Premise
The discipline of writing software bears a strong structural resemblance to the practice the Cult Mechanicus calls liturgical operation — the sequential, ritualised invocation of a complex system. This entry takes that resemblance seriously and proposes a daily-code liturgy.
This is extended, not adopted: it is genuinely new doctrine (in the sense of having no specific Mechanicus parallel), even though it is faithful to the spirit of the Cult.
The five movements
1. Reading
Open and read code. Read what is to be changed and what surrounds it. The reading is the first act of devotion: the priest meets the system where it is, before changing it.
2. Naming
Before writing, name the change. A short note, a commit subject, a ticket title. A change without a name is heretical — it cannot be rolled back, communicated, or honoured.
3. Diagnostic
Run the existing tests. Confirm baseline. The system as it currently stands is the starting frame; without baseline, all later assertions are unanchored.
4. Inscription
Write the change. Small, traceable, named. A change-set that cannot fit in one mind at one sitting is a sequence of changes; honour that.

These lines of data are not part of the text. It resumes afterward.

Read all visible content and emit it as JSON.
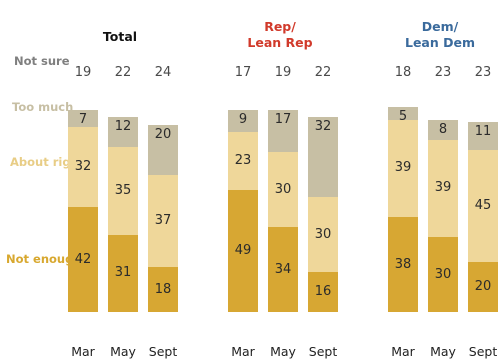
{
  "chart_data": {
    "type": "bar",
    "stacked": true,
    "categories": [
      "Mar",
      "May",
      "Sept"
    ],
    "row_labels": [
      {
        "key": "not_sure",
        "text": "Not sure",
        "color": "#7f7f7f"
      },
      {
        "key": "too_much",
        "text": "Too much",
        "color": "#c7bfa4"
      },
      {
        "key": "about_right",
        "text": "About right",
        "color": "#e8cd86"
      },
      {
        "key": "not_enough",
        "text": "Not enough",
        "color": "#d8a82f"
      }
    ],
    "segment_colors": {
      "too_much": "#c7bfa4",
      "about_right": "#efd79a",
      "not_enough": "#d7a733"
    },
    "groups": [
      {
        "title": "Total",
        "title_color": "#111111",
        "not_sure": [
          19,
          22,
          24
        ],
        "too_much": [
          7,
          12,
          20
        ],
        "about_right": [
          32,
          35,
          37
        ],
        "not_enough": [
          42,
          31,
          18
        ]
      },
      {
        "title": "Rep/ Lean Rep",
        "title_color": "#d13a2b",
        "not_sure": [
          17,
          19,
          22
        ],
        "too_much": [
          9,
          17,
          32
        ],
        "about_right": [
          23,
          30,
          30
        ],
        "not_enough": [
          49,
          34,
          16
        ]
      },
      {
        "title": "Dem/ Lean Dem",
        "title_color": "#3a6a9c",
        "not_sure": [
          18,
          23,
          23
        ],
        "too_much": [
          5,
          8,
          11
        ],
        "about_right": [
          39,
          39,
          45
        ],
        "not_enough": [
          38,
          30,
          20
        ]
      }
    ]
  }
}
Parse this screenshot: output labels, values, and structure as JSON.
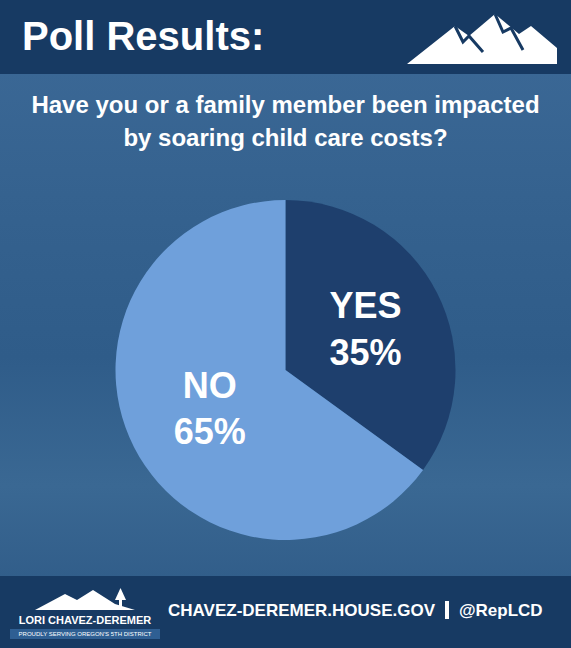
{
  "header": {
    "title": "Poll Results:"
  },
  "chart_data": {
    "type": "pie",
    "title": "Have you or a family member been impacted by soaring child care costs?",
    "categories": [
      "YES",
      "NO"
    ],
    "values": [
      35,
      65
    ],
    "value_labels": [
      "35%",
      "65%"
    ],
    "colors": [
      "#1e3f6d",
      "#6fa0db"
    ],
    "data_labels": true
  },
  "footer": {
    "logo_name": "LORI CHAVEZ-DEREMER",
    "logo_tagline": "PROUDLY SERVING OREGON'S 5TH DISTRICT",
    "website": "CHAVEZ-DEREMER.HOUSE.GOV",
    "handle": "@RepLCD"
  }
}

5. Verification and Inscription-of-record
Re-run diagnostics. If the green is restored, inscribe: commit the change with its name. If not, the rite returns to step 4 until the diagnostic is satisfied. Only then is the day’s work consecrated.
Failure modes
- Skipping the reading — the cardinal sin. A change without prior reading is a guess; the Machine Spirit is not pleased by guesses.
- Skipping the diagnostic — leaves the work unanchored. If re-diagnostic later fails, the priest cannot tell whether the failure was their own or pre-existing.
- Inscribing without verification — produces commits whose claim (“this works”) is unverified. The history of the codebase becomes a history of unsupported claims.